Think about that on for a second. How would you explain linear time?
That is what explaining my depression can be like. As I wrote, it is natural for a person to try to identify and emphasize by basing it upon their own experiences. I have learned, though, that my loved ones’ depression is not like mine. They reach for feelings, like the death of a loved one, to identify with me. But that cannot come close. I have lost loved ones so understand.
Clinical depression, to me, at its heart, is a powerful illusion. It is a distortion of reality so profound that it cannot exist in normal reality. Worse, as we are experiencing that depression, we see that distortion of reality as normal.

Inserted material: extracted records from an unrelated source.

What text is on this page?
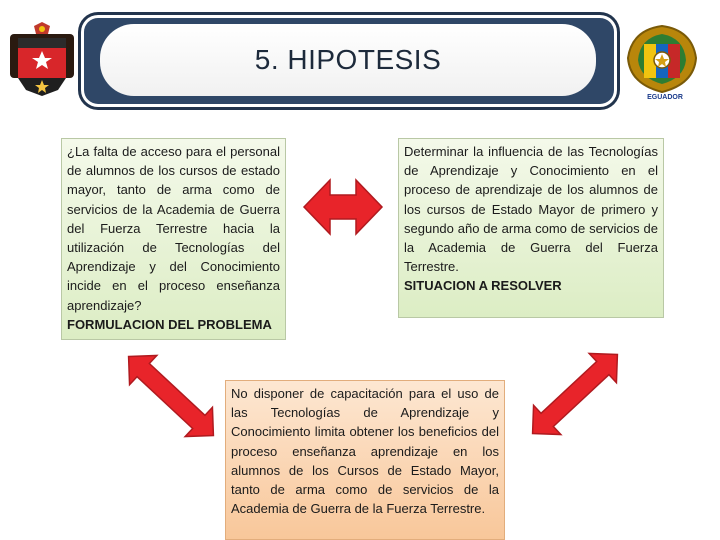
EGUADOR
5. HIPOTESIS
¿La falta de acceso para el personal de alumnos de los cursos de estado mayor, tanto de arma como de servicios de la Academia de Guerra del Fuerza Terrestre hacia la utilización de Tecnologías del Aprendizaje y del Conocimiento incide en el proceso enseñanza aprendizaje?
FORMULACION DEL PROBLEMA
Determinar la influencia de las Tecnologías de Aprendizaje y Conocimiento en el proceso de aprendizaje de los alumnos de los cursos de Estado Mayor de primero y segundo año de arma como de servicios de la Academia de Guerra del Fuerza Terrestre.
SITUACION A RESOLVER
No disponer de capacitación para el uso de las Tecnologías de Aprendizaje y Conocimiento limita obtener los beneficios del proceso enseñanza aprendizaje en los alumnos de los Cursos de Estado Mayor, tanto de arma como de servicios de la Academia de Guerra de la Fuerza Terrestre.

Just as an example, I was in my therapist’s office for a session. We were discussing various things and in an aside, I mentioned my suicidal thoughts. Then, I moved on with the conversation.
“Wait, wait, wait,” my therapist said. “Let’s talk about the suicidal thoughts.”
“Why,” I asked. I wanted to move on with the session. The suicidal thoughts were unimportant to me.
“How long have you been experiencing them,” he asked. “Don’t you want to talk about them? Do you have any plans to hurt yourself?”
I was puzzled. Confused. I was about 33 and suicidal thoughts had been a part of my entire life. I wrote that they were like gnats on a summer evening. I can have them for days at a time, weeks, or even months. They pop up in my mind a few times, or a dozen times, per day. I brush them aside and do what I have to do. Bringing them up in a therapy session was like going to my family doctor and discussing the pain in my back I’ve had since I was 14.
“Aren’t they normal,” I asked him. “Doesn’t everybody have them?”
“Oh,” I said. “Well, I’ll bring them up the next time they are here.”
I must be “here” now to discuss my depression. I wrote about the doorstep to suicide. I need to set up camp here to write the book. Maybe just off the doorstep a little ways. I forget the altered reality, but, to explain it and write my book, I need to remember. I need to dive into that pool and allow the demon to grasp my ankle and pull me down.
It is scary, but also therapeutic. I’ll be overthinking the hell out of this one. I need to tell my story. Maybe, by sharing, and helping people to understand themselves and their loved ones better, I will be able to find some peace. Find a purpose for going through what I have gone through. I may even be able to find some mercy that I can seem to be able to freely offer others but am unable to grant myself.
Shall we dance into the darkness? Do not worry. I know the steps, I know the tunes, and I understand the halls of midnight. We shall not go astray.
Be kind to each other. Be kind to yourself.